Word processors. The original CP/M version of WordStar (dot commands, anyone?). WordStar 2000. Version 1.0 of WordPerfect. MASS11 under VMS on a VAX 11/780.
Dave Stevens and Bill Sienkiewicz. Somewhere, I still have a couple of the original Rocketeer issues, along with the original edition of Elektra: Assassin and all four Stray Toasters issues.
And, for that matter, The Straight Dope, which I discovered in 1987-88 in the pages of the short-lived Atlanta tabloid weekly Southline. Maybe not present at the birth, but definitely hip to it before some posters here were even born (depressing thought, that).
Mp3’s. The spoilt generation of Napster, Morpheus, and Kazaa could not possibly understand the horrors of trying to scrape through the crusty, mildew-infested underbelly of the Internet, hacking through shitty porn/spam/warez sites with a virtual machete, just to find that ONE elusive Yello song or FF3 track. And everytime you found a webpage with plenty of music, you had to download it like mad because, chances were, the site would be gone in a week.

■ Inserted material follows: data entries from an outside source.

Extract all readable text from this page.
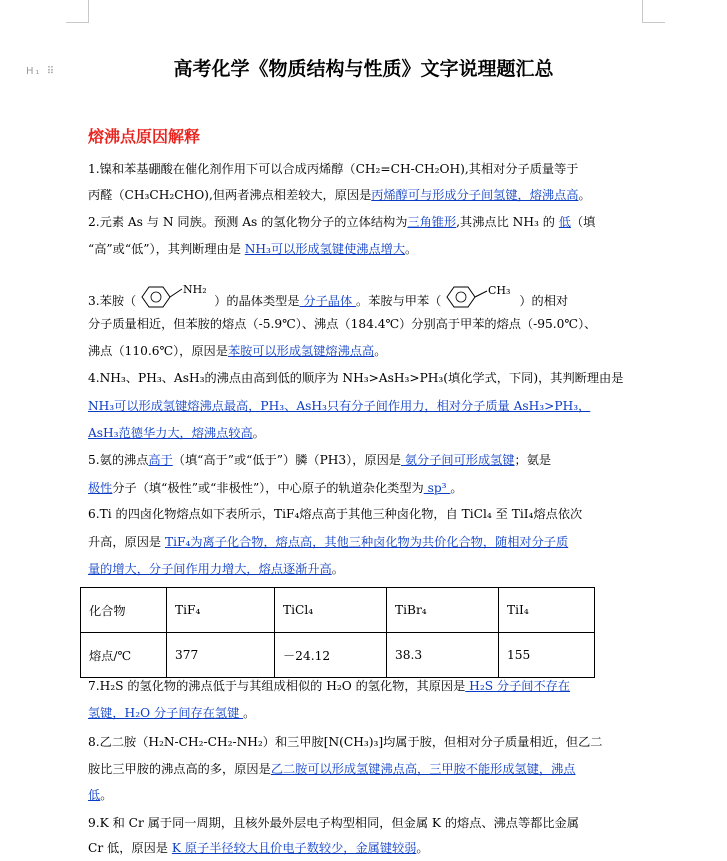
H₁ ⠿	高考化学《物质结构与性质》文字说理题汇总
熔沸点原因解释
1.镍和苯基硼酸在催化剂作用下可以合成丙烯醇（CH₂=CH-CH₂OH),其相对分子质量等于
丙醛（CH₃CH₂CHO),但两者沸点相差较大，原因是丙烯醇可与形成分子间氢键，熔沸点高。
2.元素 As 与 N 同族。预测 As 的氢化物分子的立体结构为三角锥形,其沸点比 NH₃ 的 低（填
“高”或“低”），其判断理由是 NH₃可以形成氢键使沸点增大。
3.苯胺（
NH₂
）的晶体类型是 分子晶体 。苯胺与甲苯（
CH₃
）的相对
分子质量相近，但苯胺的熔点（-5.9℃）、沸点（184.4℃）分别高于甲苯的熔点（-95.0℃）、
沸点（110.6℃），原因是苯胺可以形成氢键熔沸点高。
4.NH₃、PH₃、AsH₃的沸点由高到低的顺序为 NH₃>AsH₃>PH₃(填化学式，下同)，其判断理由是
NH₃可以形成氢键熔沸点最高，PH₃、AsH₃只有分子间作用力，相对分子质量 AsH₃>PH₃，
AsH₃范德华力大，熔沸点较高。
5.氨的沸点高于（填“高于”或“低于”）膦（PH3），原因是 氨分子间可形成氢键；氨是
极性分子（填“极性”或“非极性”），中心原子的轨道杂化类型为 sp³ 。
6.Ti 的四卤化物熔点如下表所示，TiF₄熔点高于其他三种卤化物，自 TiCl₄ 至 TiI₄熔点依次
升高，原因是 TiF₄为离子化合物，熔点高，其他三种卤化物为共价化合物，随相对分子质
量的增大，分子间作用力增大，熔点逐渐升高。
化合物	TiF₄	TiCl₄	TiBr₄	TiI₄
熔点/℃	377	－24.12	38.3	155
7.H₂S 的氢化物的沸点低于与其组成相似的 H₂O 的氢化物，其原因是 H₂S 分子间不存在
氢键，H₂O 分子间存在氢键 。
8.乙二胺（H₂N-CH₂-CH₂-NH₂）和三甲胺[N(CH₃)₃]均属于胺，但相对分子质量相近，但乙二
胺比三甲胺的沸点高的多，原因是乙二胺可以形成氢键沸点高，三甲胺不能形成氢键，沸点
低。
9.K 和 Cr 属于同一周期，且核外最外层电子构型相同，但金属 K 的熔点、沸点等都比金属
Cr 低，原因是 K 原子半径较大且价电子数较少，金属键较弱。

In my day, we had to FIGHT to get our music, dammit!
O.A.R.
Norah Jones
Sneaker Pimps
Vespas
The Postal Service
Bowling styled shoes
Eurolights
Being pretentious
Iron Chef, dammit!
I guess for me it’s cartoons.
I’ve watched the following from the beginning.
“Space Ghost Coast to Coast”
Adult Swim
Spongebob Squarepants
someothers as well I’m sure.
MP3’s - Go-go gadget Hotline! Used to be able to sell people burned CDs for 12$
AOL - had my screenname since v1.0!
A bunch of bands…
On a somewhat related note…John Deere hats/shirts etc. are currently trendy. I didn’t know this, and, when I saw a John Deere shirt in a store, I jumped at the opportunity to support one of my favorite makers of lawn and turf equipment. Kind of makes me want to go out and buy a Jacobsen shirt or something.